Dağlım, seni zeytin ekmek gibi seviyorum
Dağlım. Son zamanlarda sık sık bir şarkının bir satırını çok kullanıyorum. "Bana her şey seni hatırlatıyor." Kullanıyorum yanlış oldu, bu cümleyi kendi içimde fazlasıyla yaşıyorum. İnanıyorum ki bu cümle benden önce de birçok insana çok şey hissettirmiş olduğu gibi bundan sonra da sevenlere anıları hatırlatmaya devam edecektir. Ancak Dağlım, ben bu cümleyi ikinci bir manada daha kullanmaya başladım, şöyle ki: "Bana her şey susmamı hatırlatıyor." Abartı değil, saatlerce konuşuyoruz fakat konuşma bittiğinde ne zihnimizde ne gönlümüzde bir tat kalıyor. Gıybet yapıyor, bize laf getirenin, bizden aldığını da bir başkasına taşıyacağını unutuyor, ağlamaktan, dert yanmaktan kırılıp dökülüyor, vara vara, dönüp dolaşıp "birilerinin" bizi anlamadığını hakkımızı yendiğini anlatıyoruz. Hele de konuşma ahbap çavuş, sen, ben, bizim oğlan türündeyse vay olsun o konuşmanın seyrine.
Bizden iyisi yok, bizler nezaket timsali, doğrudan ayrılmayan, adalet dağıtan ve merhameti de bol kepçe olanlar olarak sohbeti bitiriyoruz.
Gönlümüzün şişi iniyor. Rahatlıyoruz. Oysa havanda su dövmekten başka bir şey yapmış olmuyoruz.
Konuşmalarımız bizi daha iyi, daha sabırlı, anlayışlı insanlar yapmıyor. Hülasa, uzun uzun konuşmakla "uzun" insan olunmuyor Dağlım.
Konuşmalarımız çene idmanı, konuşmalarımız nefsimizin dili, konuşmalarımız boş beleş lakırdı. Biz acizlere nispetle peygamberimiz-salat ve selam onadır- yirmi dört saat durmadan konuşan olmalıydı değil mi diye sorsam, kim ne cevap verebilir merak ediyorum doğrusu.

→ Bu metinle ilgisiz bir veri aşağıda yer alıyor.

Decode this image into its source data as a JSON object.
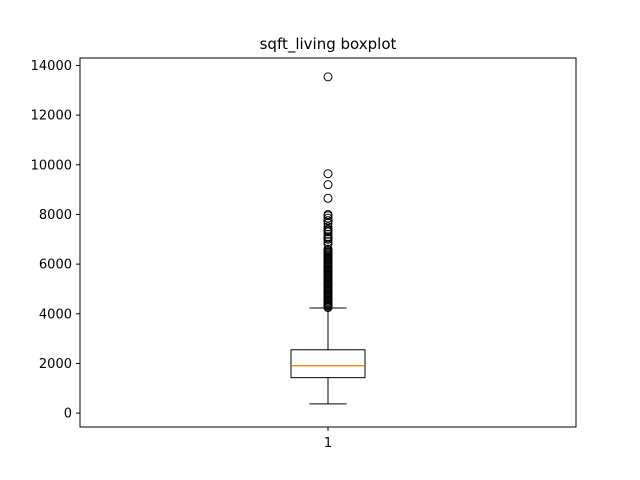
{
  "chart_data": {
    "type": "boxplot",
    "title": "sqft_living boxplot",
    "xlabel": "",
    "ylabel": "",
    "categories": [
      "1"
    ],
    "ylim": [
      -560,
      14300
    ],
    "yticks": [
      0,
      2000,
      4000,
      6000,
      8000,
      10000,
      12000,
      14000
    ],
    "box": {
      "whisker_low": 370,
      "q1": 1427,
      "median": 1910,
      "q3": 2550,
      "whisker_high": 4230
    },
    "outliers": [
      4250,
      4300,
      4350,
      4400,
      4450,
      4500,
      4550,
      4600,
      4650,
      4700,
      4750,
      4800,
      4850,
      4900,
      4950,
      5000,
      5050,
      5100,
      5150,
      5200,
      5250,
      5300,
      5350,
      5400,
      5450,
      5500,
      5550,
      5600,
      5650,
      5700,
      5750,
      5800,
      5850,
      5900,
      5950,
      6000,
      6050,
      6100,
      6150,
      6200,
      6250,
      6300,
      6350,
      6400,
      6450,
      6500,
      6550,
      6600,
      6800,
      6900,
      7000,
      7050,
      7100,
      7200,
      7300,
      7350,
      7400,
      7500,
      7650,
      7750,
      7850,
      7950,
      8000,
      8650,
      9200,
      9640,
      13540
    ],
    "colors": {
      "median": "#ff7f0e",
      "box": "#000000"
    },
    "grid": false
  }
}
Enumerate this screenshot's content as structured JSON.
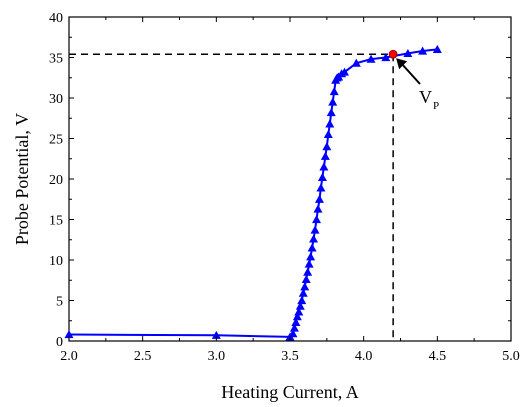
{
  "chart_data": {
    "type": "line",
    "xlabel": "Heating Current, A",
    "ylabel": "Probe Potential, V",
    "xlim": [
      2.0,
      5.0
    ],
    "ylim": [
      0,
      40
    ],
    "x_ticks": [
      "2.0",
      "2.5",
      "3.0",
      "3.5",
      "4.0",
      "4.5",
      "5.0"
    ],
    "y_ticks": [
      "0",
      "5",
      "10",
      "15",
      "20",
      "25",
      "30",
      "35",
      "40"
    ],
    "grid": false,
    "series": [
      {
        "marker": "triangle",
        "color": "#0000ff",
        "line_style": "solid",
        "x": [
          2.0,
          3.0,
          3.5,
          3.52,
          3.53,
          3.54,
          3.55,
          3.56,
          3.57,
          3.58,
          3.59,
          3.6,
          3.61,
          3.62,
          3.63,
          3.64,
          3.65,
          3.66,
          3.67,
          3.68,
          3.69,
          3.7,
          3.71,
          3.72,
          3.73,
          3.74,
          3.75,
          3.76,
          3.77,
          3.78,
          3.79,
          3.8,
          3.81,
          3.82,
          3.83,
          3.85,
          3.87,
          3.95,
          4.05,
          4.15,
          4.3,
          4.4,
          4.5
        ],
        "y": [
          0.8,
          0.7,
          0.5,
          0.9,
          1.6,
          2.3,
          3.0,
          3.6,
          4.3,
          5.0,
          5.9,
          6.7,
          7.6,
          8.5,
          9.5,
          10.4,
          11.5,
          12.6,
          13.7,
          15.0,
          16.3,
          17.5,
          18.9,
          20.2,
          21.5,
          22.8,
          24.0,
          25.5,
          26.8,
          28.2,
          29.5,
          30.8,
          32.2,
          32.5,
          32.6,
          33.0,
          33.2,
          34.3,
          34.8,
          35.0,
          35.5,
          35.8,
          36.0
        ]
      }
    ],
    "reference_point": {
      "label_main": "V",
      "label_sub": "P",
      "x": 4.2,
      "y": 35.4,
      "color": "#ff0000"
    },
    "reference_lines": {
      "style": "dashed",
      "color": "#000000"
    }
  }
}
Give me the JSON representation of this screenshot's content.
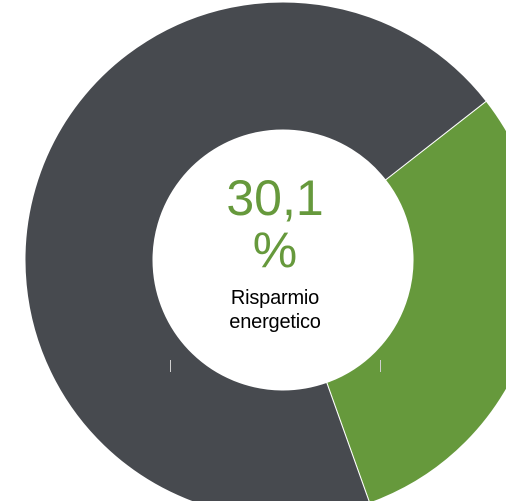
{
  "chart_data": {
    "type": "pie",
    "variant": "donut",
    "slices": [
      {
        "value": 30.1,
        "color": "#66993c"
      },
      {
        "value": 69.9,
        "color": "#474a4f"
      }
    ],
    "center_value": "30,1",
    "center_unit": "%",
    "center_caption_line1": "Risparmio",
    "center_caption_line2": "energetico",
    "legend": "none"
  }
}
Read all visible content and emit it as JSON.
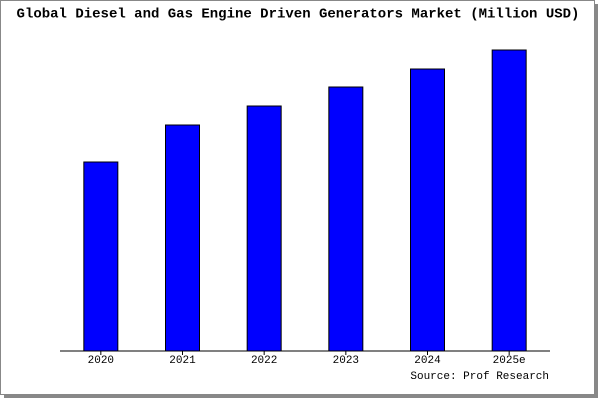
{
  "chart_data": {
    "type": "bar",
    "title": "Global Diesel and Gas Engine Driven Generators Market (Million USD)",
    "categories": [
      "2020",
      "2021",
      "2022",
      "2023",
      "2024",
      "2025e"
    ],
    "values": [
      189,
      226,
      245,
      264,
      282,
      301
    ],
    "color": "#0000ff",
    "ylim": [
      0,
      303
    ],
    "source": "Source: Prof Research"
  }
}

Konuştukça örseleniyor, konuştukça kirleniyoruz. Haddimi aşıp kocaman ve süslü cümleler kurmak bir yana, söyleyeceğimi sade süt gibi cümlelerle ifade etmek isterim Dağlım. Bunca uzun ve gereksiz konuşana kadar birbirimize türkü söylemiş olsak sanki daha güzel bir şey yapmış oluruz.

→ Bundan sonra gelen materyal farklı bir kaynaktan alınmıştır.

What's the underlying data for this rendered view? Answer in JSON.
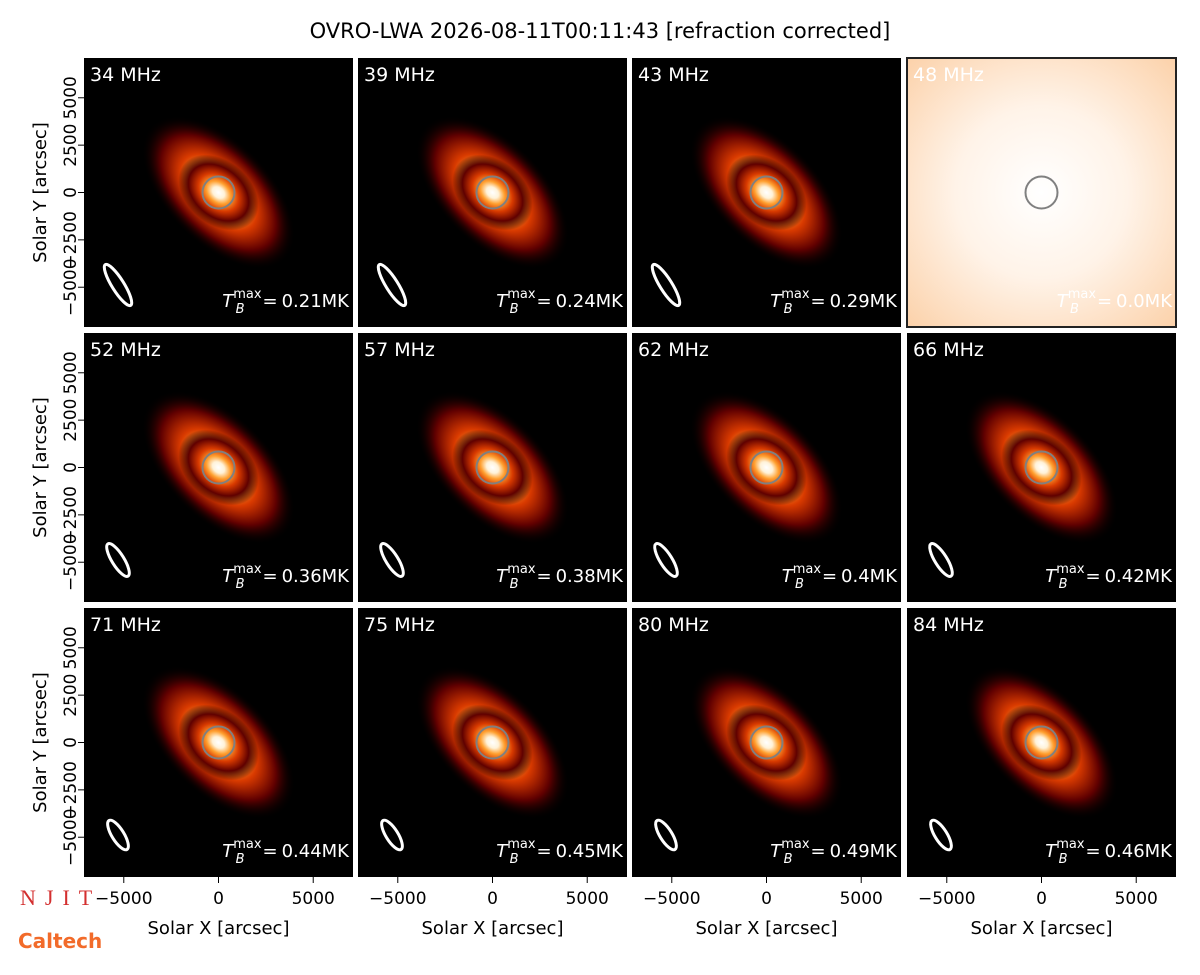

Şiir, çiçek, afili cümleler bile yetmez çoğu zaman. Kalbinin, gözlerinin, insanlığının sıcaklığını hissettiğimiz ve hatta sarıldıkça sarılmak istediğimiz insanlara ihtiyacımız var Dağlım. Ötesi lafı güzaf ve teferruattır.

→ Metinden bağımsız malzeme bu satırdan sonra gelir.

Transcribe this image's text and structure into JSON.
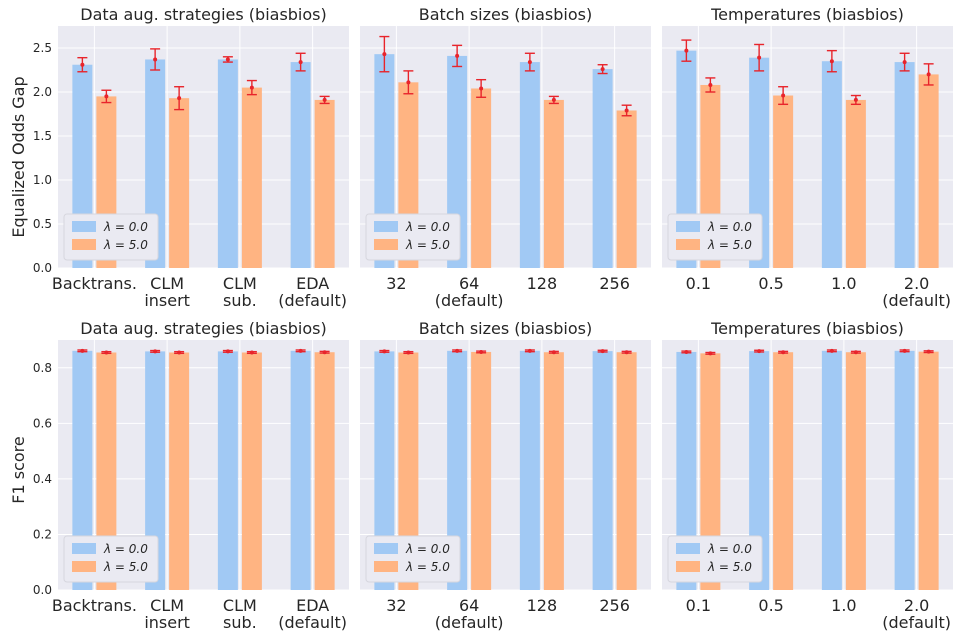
{
  "colors": {
    "lambda0": "#a1c9f4",
    "lambda5": "#ffb482",
    "error": "#e8242b"
  },
  "legend": [
    "λ = 0.0",
    "λ = 5.0"
  ],
  "rows": [
    {
      "ylabel": "Equalized Odds Gap",
      "ylim": [
        0,
        2.75
      ],
      "yticks": [
        0.0,
        0.5,
        1.0,
        1.5,
        2.0,
        2.5
      ]
    },
    {
      "ylabel": "F1 score",
      "ylim": [
        0,
        0.9
      ],
      "yticks": [
        0.0,
        0.2,
        0.4,
        0.6,
        0.8
      ]
    }
  ],
  "chart_data": [
    {
      "type": "bar",
      "row": 0,
      "col": 0,
      "title": "Data aug. strategies (biasbios)",
      "categories": [
        "Backtrans.",
        "CLM\ninsert",
        "CLM\nsub.",
        "EDA\n(default)"
      ],
      "series": [
        {
          "name": "λ = 0.0",
          "values": [
            2.31,
            2.37,
            2.37,
            2.34
          ],
          "errors": [
            0.08,
            0.12,
            0.03,
            0.1
          ]
        },
        {
          "name": "λ = 5.0",
          "values": [
            1.95,
            1.93,
            2.05,
            1.91
          ],
          "errors": [
            0.07,
            0.13,
            0.08,
            0.04
          ]
        }
      ]
    },
    {
      "type": "bar",
      "row": 0,
      "col": 1,
      "title": "Batch sizes (biasbios)",
      "categories": [
        "32",
        "64\n(default)",
        "128",
        "256"
      ],
      "series": [
        {
          "name": "λ = 0.0",
          "values": [
            2.43,
            2.41,
            2.34,
            2.26
          ],
          "errors": [
            0.2,
            0.12,
            0.1,
            0.05
          ]
        },
        {
          "name": "λ = 5.0",
          "values": [
            2.11,
            2.04,
            1.91,
            1.79
          ],
          "errors": [
            0.13,
            0.1,
            0.04,
            0.06
          ]
        }
      ]
    },
    {
      "type": "bar",
      "row": 0,
      "col": 2,
      "title": "Temperatures (biasbios)",
      "categories": [
        "0.1",
        "0.5",
        "1.0",
        "2.0\n(default)"
      ],
      "series": [
        {
          "name": "λ = 0.0",
          "values": [
            2.47,
            2.39,
            2.35,
            2.34
          ],
          "errors": [
            0.12,
            0.15,
            0.12,
            0.1
          ]
        },
        {
          "name": "λ = 5.0",
          "values": [
            2.08,
            1.96,
            1.91,
            2.2
          ],
          "errors": [
            0.08,
            0.1,
            0.05,
            0.12
          ]
        }
      ]
    },
    {
      "type": "bar",
      "row": 1,
      "col": 0,
      "title": "Data aug. strategies (biasbios)",
      "categories": [
        "Backtrans.",
        "CLM\ninsert",
        "CLM\nsub.",
        "EDA\n(default)"
      ],
      "series": [
        {
          "name": "λ = 0.0",
          "values": [
            0.861,
            0.859,
            0.859,
            0.861
          ],
          "errors": [
            0.003,
            0.003,
            0.003,
            0.003
          ]
        },
        {
          "name": "λ = 5.0",
          "values": [
            0.855,
            0.855,
            0.855,
            0.856
          ],
          "errors": [
            0.003,
            0.003,
            0.003,
            0.003
          ]
        }
      ]
    },
    {
      "type": "bar",
      "row": 1,
      "col": 1,
      "title": "Batch sizes (biasbios)",
      "categories": [
        "32",
        "64\n(default)",
        "128",
        "256"
      ],
      "series": [
        {
          "name": "λ = 0.0",
          "values": [
            0.859,
            0.861,
            0.861,
            0.86
          ],
          "errors": [
            0.003,
            0.003,
            0.003,
            0.003
          ]
        },
        {
          "name": "λ = 5.0",
          "values": [
            0.855,
            0.857,
            0.856,
            0.856
          ],
          "errors": [
            0.003,
            0.003,
            0.003,
            0.003
          ]
        }
      ]
    },
    {
      "type": "bar",
      "row": 1,
      "col": 2,
      "title": "Temperatures (biasbios)",
      "categories": [
        "0.1",
        "0.5",
        "1.0",
        "2.0\n(default)"
      ],
      "series": [
        {
          "name": "λ = 0.0",
          "values": [
            0.857,
            0.86,
            0.861,
            0.861
          ],
          "errors": [
            0.003,
            0.003,
            0.003,
            0.003
          ]
        },
        {
          "name": "λ = 5.0",
          "values": [
            0.852,
            0.856,
            0.856,
            0.858
          ],
          "errors": [
            0.003,
            0.003,
            0.003,
            0.003
          ]
        }
      ]
    }
  ]
}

Kader, suyu akışına, gönlümüzü merhamete bırakmaktır. Akıl iman etmemizin sebebidir, kendisi değildir. Bir çiçeğin kokusunu, bir kadının gözlerinde kaybolmayı, bir bahar sabahı coşkusunu, omzumuza yaslanan bir başın şefkat isteğini konuşarak ve kelimelerle değil hislerimizle yaşarız. Konuştukça hislerimizden uzak düştüğümüzü söylemem de kehanet sayılmaz değil mi Dağlım?
İnsanlığımız narin, kırılgan, salınıp duran bir çiçek. Biz su vermeyi unutuyoruz; birileri dalımızı koparıyor, yaralıyor. Çiçek açamıyoruz. İçimizde küskün, soluk rengimiz ve cansız umutlarımızla yaşayıp duruyoruz. Olumsuz olanlar çoğalıyor konuştukça, oysa bazen özlem ve sevgiyle sarılmak yüzlerce cümlenin söyleyemediğini söyler. Bütün bunları göre göre, yaşaya yaşaya tutar da nasıl saatlerce konuşur insan Dağlım. Ve yoruluyoruz. Her şey yoruyor bizi. Ses tonumuz, yaşama sevincimiz ve sevgimiz yorgun.
Sevmek yormak değil, yorgunluğumuzu azaltmak değil midir Dağlım?
Bir de "birbirimizi anlamaya çalışmak" denilen bir masal var Dağlım. Varsa sevmek var; hesapsız, yalansız, rol çalmadan. Şimdilerde, kar yağan gecelerde sokağından geçip camına kar topu atamıyor olmam ne gam, seninle yürüdüğüm sokakları her seferinde yenilenen bir hasretle adımlıyorum.
"Ruh, kadının eli üstünde çıplaktır" diyor Lamartine. Ellerini özlüyor ve arıyorum Dağlım. Soğuk, yağmurlu gecelere atıyorum kendimi. Ayaklarım ıslanıyor, omuzlarım düşüyor, ellerim üşüyor. Mutluyum, şükrediyor ve özlemeye devam ediyorum.
Uzun yazmak "sıradan" , kısa yazmak aşktır Dağlım. Aşktır; çünkü insan sevdiğine her ne söylerse söylesin eksik söyler.
Seven kusur ve eksik arayan da değildir. Ben ölürüm, sen kalanlara bunları anlat Dağlım. Seven, her haliyle ve içilecek bir su gibi sever sevdiğini.
Dağlım, seni zeytin ekmek gibi seviyorum.